Difference between Union and Structure in C

It is very important to understand the difference between structure and union because it is the one and the only thing that differs both of them from each other. Let’s see a Program before going into the theory part.

Program

#include<stdio.h>
struct Item1
{
int numeric;
char alpha[20];
float decimal;
};
union Item2
{
int numeric;
char alpha[20];
float decimal;
};
int main()
{
struct Item1 X;
union Item2 Y;
printf("size of structure =%d\n",sizeof(X));
printf("size of union =%d\n",sizeof(Y));
return 0;
}

 

Output

Explanation

The above program output shows the difference between structure and union, i.e., their sizes.

In the Program written above, members of both structure and union are the same, but the size of the structure we obtained is 28, and the size of the union we obtained is 20.

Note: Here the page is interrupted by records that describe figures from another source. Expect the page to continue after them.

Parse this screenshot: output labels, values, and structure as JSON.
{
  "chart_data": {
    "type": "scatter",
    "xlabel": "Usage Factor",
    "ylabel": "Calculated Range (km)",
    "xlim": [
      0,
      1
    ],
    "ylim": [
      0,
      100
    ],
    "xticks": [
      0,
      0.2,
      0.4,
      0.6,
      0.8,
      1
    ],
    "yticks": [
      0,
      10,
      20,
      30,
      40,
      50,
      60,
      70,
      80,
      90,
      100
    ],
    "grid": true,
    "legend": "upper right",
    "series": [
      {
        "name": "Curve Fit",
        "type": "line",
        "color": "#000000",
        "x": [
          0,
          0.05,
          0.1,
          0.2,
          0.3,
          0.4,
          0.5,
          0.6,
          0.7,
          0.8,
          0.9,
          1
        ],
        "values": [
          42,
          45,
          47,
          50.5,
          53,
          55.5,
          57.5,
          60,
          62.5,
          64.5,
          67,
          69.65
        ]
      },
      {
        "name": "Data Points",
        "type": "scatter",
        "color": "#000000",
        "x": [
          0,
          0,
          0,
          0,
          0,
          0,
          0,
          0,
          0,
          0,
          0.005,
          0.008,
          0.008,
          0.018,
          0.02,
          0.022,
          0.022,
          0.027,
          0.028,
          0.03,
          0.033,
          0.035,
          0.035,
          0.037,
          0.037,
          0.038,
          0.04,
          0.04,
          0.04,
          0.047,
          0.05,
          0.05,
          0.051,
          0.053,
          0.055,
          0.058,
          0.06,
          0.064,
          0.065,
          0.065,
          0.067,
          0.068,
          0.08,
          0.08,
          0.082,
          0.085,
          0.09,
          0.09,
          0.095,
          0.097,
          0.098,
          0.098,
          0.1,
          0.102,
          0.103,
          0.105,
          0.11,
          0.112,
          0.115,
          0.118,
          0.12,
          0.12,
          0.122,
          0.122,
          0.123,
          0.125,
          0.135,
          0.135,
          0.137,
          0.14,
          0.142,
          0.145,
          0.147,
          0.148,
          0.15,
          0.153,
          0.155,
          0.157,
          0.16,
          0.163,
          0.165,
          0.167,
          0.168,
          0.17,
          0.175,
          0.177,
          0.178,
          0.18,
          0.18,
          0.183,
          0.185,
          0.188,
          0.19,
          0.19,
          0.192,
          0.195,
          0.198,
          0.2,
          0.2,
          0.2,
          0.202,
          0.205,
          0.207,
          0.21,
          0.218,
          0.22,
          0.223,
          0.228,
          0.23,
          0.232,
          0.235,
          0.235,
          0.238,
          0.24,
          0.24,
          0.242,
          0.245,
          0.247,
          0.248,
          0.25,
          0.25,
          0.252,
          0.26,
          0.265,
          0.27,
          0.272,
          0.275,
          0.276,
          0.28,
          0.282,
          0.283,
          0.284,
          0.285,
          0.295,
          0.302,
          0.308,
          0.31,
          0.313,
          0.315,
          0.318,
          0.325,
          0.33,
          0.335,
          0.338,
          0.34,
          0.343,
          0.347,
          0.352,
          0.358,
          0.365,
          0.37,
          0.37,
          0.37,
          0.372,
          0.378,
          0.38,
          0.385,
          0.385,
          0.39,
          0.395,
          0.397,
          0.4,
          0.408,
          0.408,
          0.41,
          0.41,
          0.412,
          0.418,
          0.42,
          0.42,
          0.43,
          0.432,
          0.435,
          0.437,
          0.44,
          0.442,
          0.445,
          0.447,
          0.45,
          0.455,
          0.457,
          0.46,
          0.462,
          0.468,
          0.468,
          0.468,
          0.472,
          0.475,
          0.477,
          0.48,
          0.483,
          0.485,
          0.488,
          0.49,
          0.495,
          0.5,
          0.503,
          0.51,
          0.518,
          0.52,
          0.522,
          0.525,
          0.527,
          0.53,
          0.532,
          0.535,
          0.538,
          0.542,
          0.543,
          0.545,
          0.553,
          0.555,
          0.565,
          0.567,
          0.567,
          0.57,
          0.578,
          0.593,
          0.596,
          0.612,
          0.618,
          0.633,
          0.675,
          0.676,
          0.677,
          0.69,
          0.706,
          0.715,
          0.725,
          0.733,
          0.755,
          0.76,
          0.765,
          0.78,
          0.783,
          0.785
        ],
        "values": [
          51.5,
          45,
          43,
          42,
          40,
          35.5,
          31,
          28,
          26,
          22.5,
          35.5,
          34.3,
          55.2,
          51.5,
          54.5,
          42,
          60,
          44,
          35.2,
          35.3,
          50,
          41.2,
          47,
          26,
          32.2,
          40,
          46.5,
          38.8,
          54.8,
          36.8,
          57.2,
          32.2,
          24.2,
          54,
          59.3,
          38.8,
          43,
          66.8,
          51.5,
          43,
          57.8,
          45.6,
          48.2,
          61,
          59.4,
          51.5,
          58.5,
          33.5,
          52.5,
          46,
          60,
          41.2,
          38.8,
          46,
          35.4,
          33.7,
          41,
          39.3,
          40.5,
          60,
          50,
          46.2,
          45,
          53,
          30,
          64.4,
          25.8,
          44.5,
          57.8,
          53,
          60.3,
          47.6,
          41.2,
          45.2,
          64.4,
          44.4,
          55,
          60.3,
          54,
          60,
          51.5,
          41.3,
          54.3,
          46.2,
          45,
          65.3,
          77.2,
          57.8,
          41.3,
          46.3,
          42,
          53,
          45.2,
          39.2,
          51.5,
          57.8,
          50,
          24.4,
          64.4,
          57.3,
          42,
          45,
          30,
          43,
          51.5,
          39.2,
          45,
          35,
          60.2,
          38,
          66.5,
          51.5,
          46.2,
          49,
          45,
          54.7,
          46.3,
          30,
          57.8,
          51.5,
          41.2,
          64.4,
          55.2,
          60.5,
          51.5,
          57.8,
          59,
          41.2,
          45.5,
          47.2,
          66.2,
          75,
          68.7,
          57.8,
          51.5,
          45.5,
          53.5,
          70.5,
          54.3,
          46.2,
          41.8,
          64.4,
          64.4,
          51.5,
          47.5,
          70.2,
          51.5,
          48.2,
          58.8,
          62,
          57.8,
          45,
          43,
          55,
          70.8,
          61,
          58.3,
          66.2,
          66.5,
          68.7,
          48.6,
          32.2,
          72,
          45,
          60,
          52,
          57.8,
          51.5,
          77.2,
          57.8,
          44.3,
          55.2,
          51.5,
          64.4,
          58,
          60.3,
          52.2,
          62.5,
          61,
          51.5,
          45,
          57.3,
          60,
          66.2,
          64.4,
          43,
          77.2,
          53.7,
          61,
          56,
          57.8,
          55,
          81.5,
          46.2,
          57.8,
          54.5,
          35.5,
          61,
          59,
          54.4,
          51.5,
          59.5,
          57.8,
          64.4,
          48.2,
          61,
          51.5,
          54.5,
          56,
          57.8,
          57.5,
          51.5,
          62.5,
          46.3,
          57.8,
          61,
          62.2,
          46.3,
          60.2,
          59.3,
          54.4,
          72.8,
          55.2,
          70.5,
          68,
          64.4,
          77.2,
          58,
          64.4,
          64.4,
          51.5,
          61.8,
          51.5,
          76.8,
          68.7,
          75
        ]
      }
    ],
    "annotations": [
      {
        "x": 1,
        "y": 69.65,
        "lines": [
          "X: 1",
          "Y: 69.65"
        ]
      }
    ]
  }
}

In the structure, the sum of the memory sizes of all its members is the amount of memory required to store it. Three members of the structure are numeric, alpha, and decimal. Since numeric and decimal are of type ‘int’ and ‘float’ respectively thus, their size is 4 bytes each, alpha is of type ‘char’ with array size 20, and thus its size becomes 20.

Therefore, the sum of the members’ sizes is 4+4+20=28 bytes.

In union, the memory size will equal the member’s size occupying the maximum space in the memory. We have 3 members of the union that are numeric, alpha, and decimal of type int, char, and float, respectively. Since the size of numeric and decimal is 4 bytes each and the alpha size is 20 bytes (20* size of char=20*1=20).

Therefore, the space occupied by the union is 20 bytes.

Memory allocated to structure:

Memory allocated to union:

Thus, we can access only one union member at a time because there is only one memory block allocated to the union of the size equal to the maximum size of its member. As a result, we can use only one union member at a time.

Rest all the other members will contain some garbage value.

On the other hand, there is no such limitation of accessing one member at a time.

Different memory spaces are allocated to each member of the structure. Thus, we can access all the members simultaneously.